In the realm of culture, Indian influence in Bangladesh is overwhelming. The two countries share a common language and Bengali culture is still centred in Kolkata. At least 100,000 Bangladeshis attend school in India and universities in the two countries entertain close links. For its part, China has established Confucius Institutes in Bangladesh that teach Chinese language and scholarships are available for Bangladeshis to study in China. Chinese commercial influence and general presence in Dhaka and Chittagong (a major port city) are rising steadily.
India’s memory of the rule of the pro-Islamic and pro-Pakistan Bangladesh Nationalist Party (BNP) from 2001–06 shapes its thinking on Bangladeshi politics. Under the BNP Islamic militancy thrived and insurgencies in India’s northeast received Bangladeshi support.

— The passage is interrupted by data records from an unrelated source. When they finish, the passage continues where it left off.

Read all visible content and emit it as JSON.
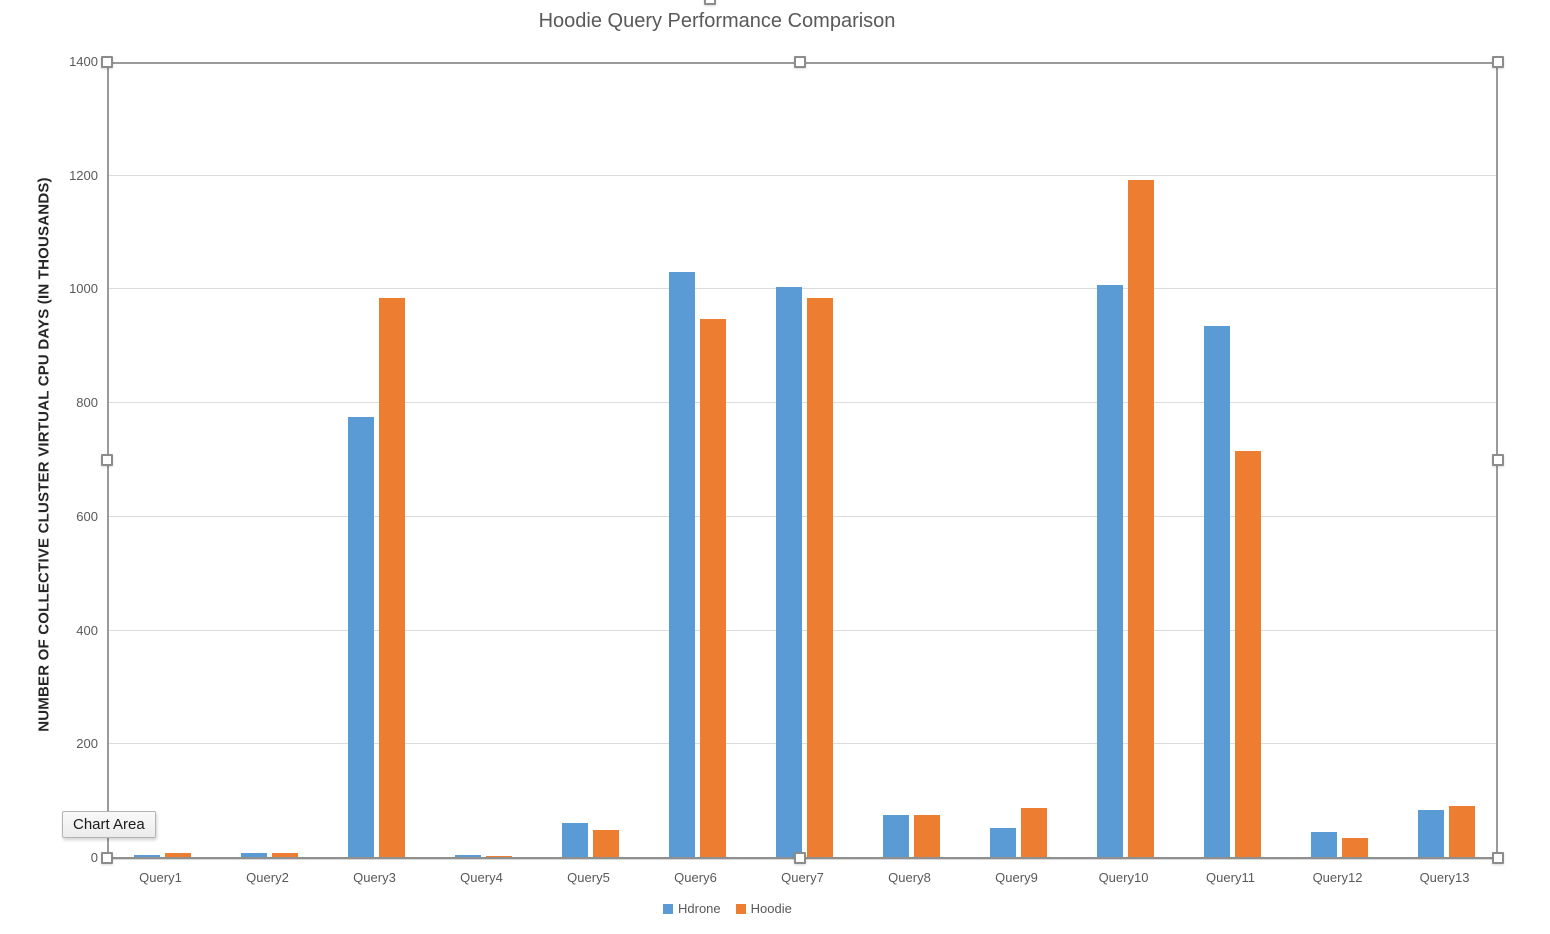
{
  "tooltip": {
    "label": "Chart Area"
  },
  "colors": {
    "hdrone_blue": "#5B9BD5",
    "hoodie_orange": "#ED7D31",
    "gridline": "#dcdcdc",
    "axis_text": "#595959",
    "title_text": "#595959",
    "y_axis_title_text": "#262626"
  },
  "chart_data": {
    "type": "bar",
    "title": "Hoodie Query Performance Comparison",
    "xlabel": "",
    "ylabel": "NUMBER OF COLLECTIVE CLUSTER VIRTUAL CPU DAYS (IN THOUSANDS)",
    "ylim": [
      0,
      1400
    ],
    "yticks": [
      0,
      200,
      400,
      600,
      800,
      1000,
      1200,
      1400
    ],
    "grid": true,
    "legend_position": "bottom",
    "categories": [
      "Query1",
      "Query2",
      "Query3",
      "Query4",
      "Query5",
      "Query6",
      "Query7",
      "Query8",
      "Query9",
      "Query10",
      "Query11",
      "Query12",
      "Query13"
    ],
    "series": [
      {
        "name": "Hdrone",
        "color": "#5B9BD5",
        "values": [
          5,
          8,
          775,
          5,
          62,
          1030,
          1005,
          75,
          52,
          1008,
          935,
          45,
          84
        ]
      },
      {
        "name": "Hoodie",
        "color": "#ED7D31",
        "values": [
          8,
          8,
          985,
          4,
          50,
          948,
          985,
          76,
          88,
          1193,
          715,
          36,
          92
        ]
      }
    ]
  }
}
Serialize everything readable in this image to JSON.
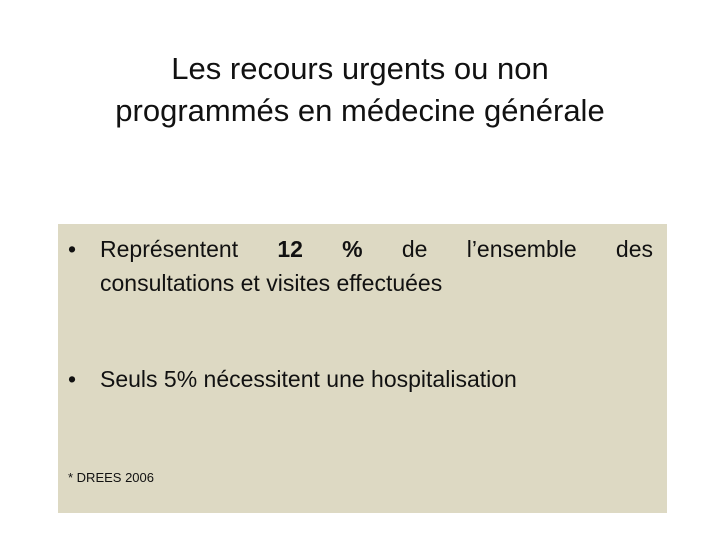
{
  "slide": {
    "title_line_1": "Les recours urgents ou non",
    "title_line_2": "programmés en médecine générale"
  },
  "content": {
    "bullet_symbol": "•",
    "bullet_1": {
      "prefix": "Représentent",
      "highlight": "12 %",
      "rest_line_1": "de l’ensemble des",
      "line_2": "consultations et visites effectuées"
    },
    "bullet_2": {
      "text": "Seuls 5% nécessitent une hospitalisation"
    },
    "source": "* DREES 2006"
  },
  "colors": {
    "box_background": "#ddd9c3",
    "text": "#111111"
  }
}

India would be appalled if any party other than Sheikh Hasina’s Awami League were to rule Bangladesh.
The view from Delhi is very short term: the strategy is to keep the Awami League in power while trying to block growing Chinese influence. China, on the other hand, is playing a long game in Bangladesh and it balances its relations with the ruling Awami League and the anti-Indian, pro-army BNP.
Bangladesh is not a passive victim of this geopolitical competition in the Bay of Bengal. Bangladesh is using its strategic position to encourage it. There is a clear awareness in Dhaka that both India and China take more than they give and that their infrastructure and manufacturing projects are of low quality (compared to those of Japan and South Korea).
The Rohingya refugee crisis has also made clear that China and Bangladesh are only fair-weather friends. China is blocking the UN Security Council action to move against the genocide or ethnic cleansing by the Myanmar government, which Bangladesh sees as an unfriendly act. India, ostensibly Bangladesh’s closest ally, is no better: in the Rohingya refugee crisis it squarely backs Myanmar.
China and India will do their best to edge each other out in their battle for influence in the Bay of Bengal and will try to exploit an economically weak Bangladesh. But they are likely to fail as Bangladesh continues to play hard to get and plays them off against each other.
Going forward, changes in trade policy might have the biggest impact on the giants’ respective influences in Bangladesh. For now, India is doing all it can to block exports from Bangladesh, while China shows no signs of letting Bangladesh exports enter Chinese markets. Both countries allow massive under-invoicing of their exports to Bangladesh — violating WTO rules — and withhold far more funds from Bangladesh’s exchequer than they offer as loans.
But China, which is far richer than India and whose economy dwarfs India’s, has an advantage on trade. If it were to open its economy to billions of dollars of imports from Bangladesh, the balance of power in Bangladesh would shift decisively in China’s favour.
Forrest Cookson is an economist and an expert on Bangladesh’s economy.
Tom Felix Joehnk is a journalist and frequently writes for The Economist.